Disclaimer: I’m one of the authors of the paper/blog post/code.

If you want to use signatures over the hash as proof of data set integrity, you need two things. 1) you need to make sure that hash({a}) + hash({b}) == hash({a, b}). 2) ensure that hash() is collision resistant - in other words, it needs to be computationally infeasible to find hash(S) == hash(T), S != T for any sets S and T. We prove that LtHash with our choice of parameters has this property in the paper (which is linked from the blog post).

discuss

dfox|7 years ago

My reading of the post is that the Hash({a, b}) is infact computed as Hash'(a) + Hash'(b) given that a and b are "rows". And thus my question is why Hash' has to have any special properties.

ivmaykov|7 years ago

I can think of hash functions that are homomorphic, but are not secure. A simple example is something like “sha256 each element separately and XOR all the resulting hashes together.” This would not be collusion resistant.
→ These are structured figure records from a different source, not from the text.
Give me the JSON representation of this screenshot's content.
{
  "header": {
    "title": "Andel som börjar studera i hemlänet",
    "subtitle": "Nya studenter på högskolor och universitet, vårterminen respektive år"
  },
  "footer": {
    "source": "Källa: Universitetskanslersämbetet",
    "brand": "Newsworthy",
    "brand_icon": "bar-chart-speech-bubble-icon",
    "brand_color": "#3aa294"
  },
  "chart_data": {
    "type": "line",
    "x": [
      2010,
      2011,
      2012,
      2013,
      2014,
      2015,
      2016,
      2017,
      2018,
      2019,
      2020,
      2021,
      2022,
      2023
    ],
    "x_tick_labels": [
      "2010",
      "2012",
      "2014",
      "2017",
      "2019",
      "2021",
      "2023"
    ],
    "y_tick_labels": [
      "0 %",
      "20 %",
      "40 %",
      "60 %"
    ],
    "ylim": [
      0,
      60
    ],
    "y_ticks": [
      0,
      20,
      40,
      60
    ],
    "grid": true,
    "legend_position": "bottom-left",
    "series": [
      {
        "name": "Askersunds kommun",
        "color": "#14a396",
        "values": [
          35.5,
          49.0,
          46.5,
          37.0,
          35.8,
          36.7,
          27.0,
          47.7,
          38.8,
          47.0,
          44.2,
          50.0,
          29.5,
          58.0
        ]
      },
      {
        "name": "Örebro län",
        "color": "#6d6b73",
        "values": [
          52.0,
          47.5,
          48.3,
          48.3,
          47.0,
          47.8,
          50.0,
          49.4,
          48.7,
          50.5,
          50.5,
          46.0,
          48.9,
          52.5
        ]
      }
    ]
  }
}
We offer a proof that LtHash with our choice of parameters provides over 200 bits of security. You would have to read the paper for the details.

rstuart4133|7 years ago

Just so I have this clear: is the issue the simple solution above doesn't work (at all) with multisets, and the birthday problem combined with potentially billions of rows means even sha256 will have a significant chance generating a collision?

scottlocklin|7 years ago

Are you guys going to use this in your blockchain?